Algo gira en el mundo, efectivamente, en este lavatorio. Este Dios arrojado a los pies de los hombres es un Dios que no conocíamos. Este Dios que lo que lava —como escribe Ibáñez Langlois— no son los pies hermosos de Adán y Eva por el paraíso, sino los pies de la historia, las extremidades del animal caído que camina pecando por el polvo, que peca de los pies a la cabeza. Este Eterno que se ha puesto de rodillas y tiene manos de madre para los pies de Judas, es realmente mucho más de lo que nunca pudimos imaginarnos.(MARTIN DESCALZO, o.c. págs.. 951-954). 
 

6.-La fiesta

En la liturgia del Jueves Santo el lavatorio de los pies no es una opción. El gesto es conocido como “el mandatum (mandato).

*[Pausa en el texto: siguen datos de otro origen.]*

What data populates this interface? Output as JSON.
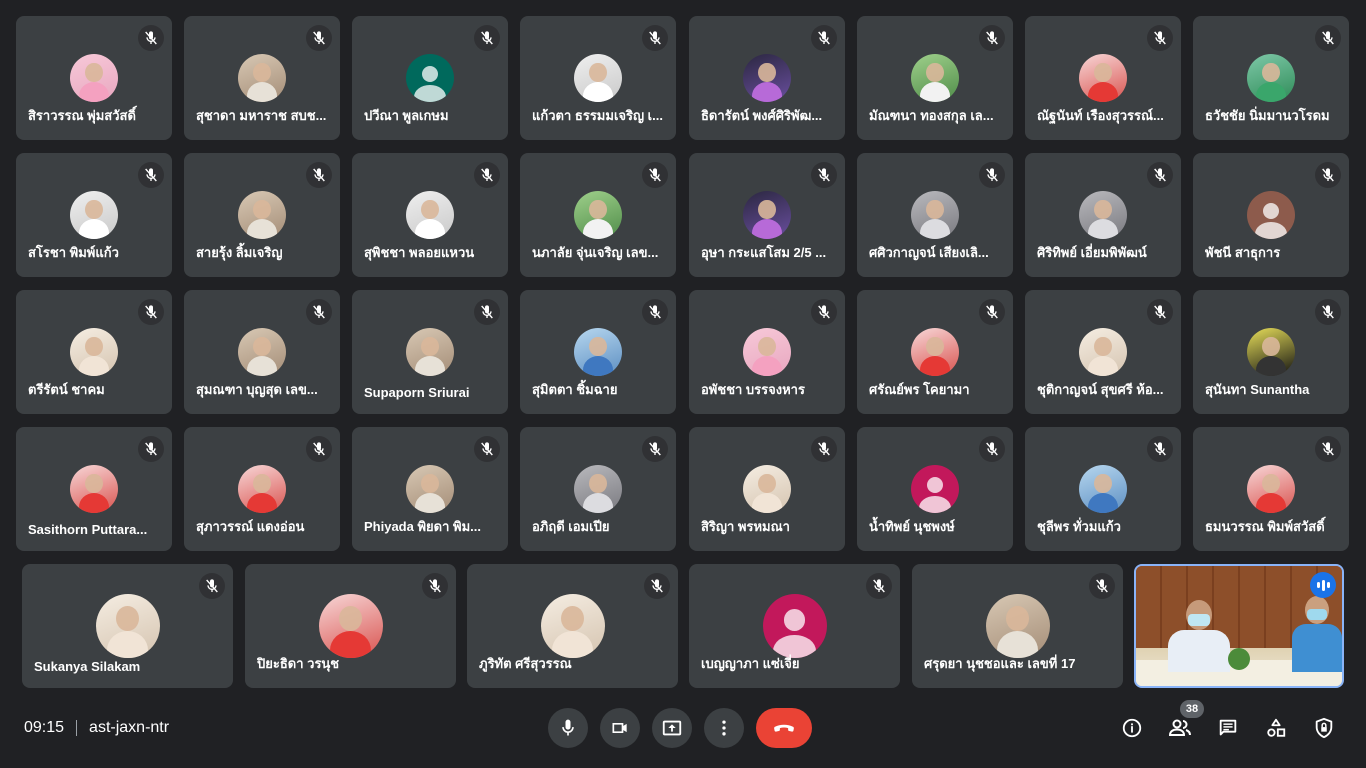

Ya hacia la mitad del siglo VIII lee la Iglesia romana la narración del lavatorio de los pies, pero no conoce el cumplimiento litúrgico del mandato de Jesús: “También vosotros debéis lavaros los pies unos a otros”. Este cumplimiento aparece sólo en dominios de la liturgia galicana, pues el concilio XVII de Toledo (694) ordena en su canon 3: “El lavatorio de los pies, que en algunas partes ha caído en desuso, ha de mantenerse dondequiera” (PASCHER, El año litúrgico, pág. 150. BAC).
 
En el siglo VIII, el lavatorio de los pies se conocía en Constantinopla, de donde posteriormente fue importado por la Iglesia rusa a partir del bautismo de Rusia, en 989. Actualmente, este rito se realiza al finalizar la Liturgia del Gran Jueves, en Moscú por el Patriarca de Moscú, así como por algunos obispos en sus catedrales.
 

7. Oración

No me mueve, mi Dios, para quererte
el cielo que me tienes prometido;
ni me mueve el infierno tan temido
para dejar por eso de ofenderte

Tú me mueves, Señor, muéveme al verte
clavado en una cruz y encarnecido;
muéveme ver tu cuerpo tan herido,
muéveme tus afrentas y tu muerte.

Muéveme, en fin, tu amor, y en tal manera,
que, aunque no hubiera cielo, yo te amara,
y, aunque no hubiera infierno, te temiera.

No tienes que me dar porque te quiera;
pues, aunque cuanto espero no esperara,
lo mismo que te quiero te quisiera. Amén.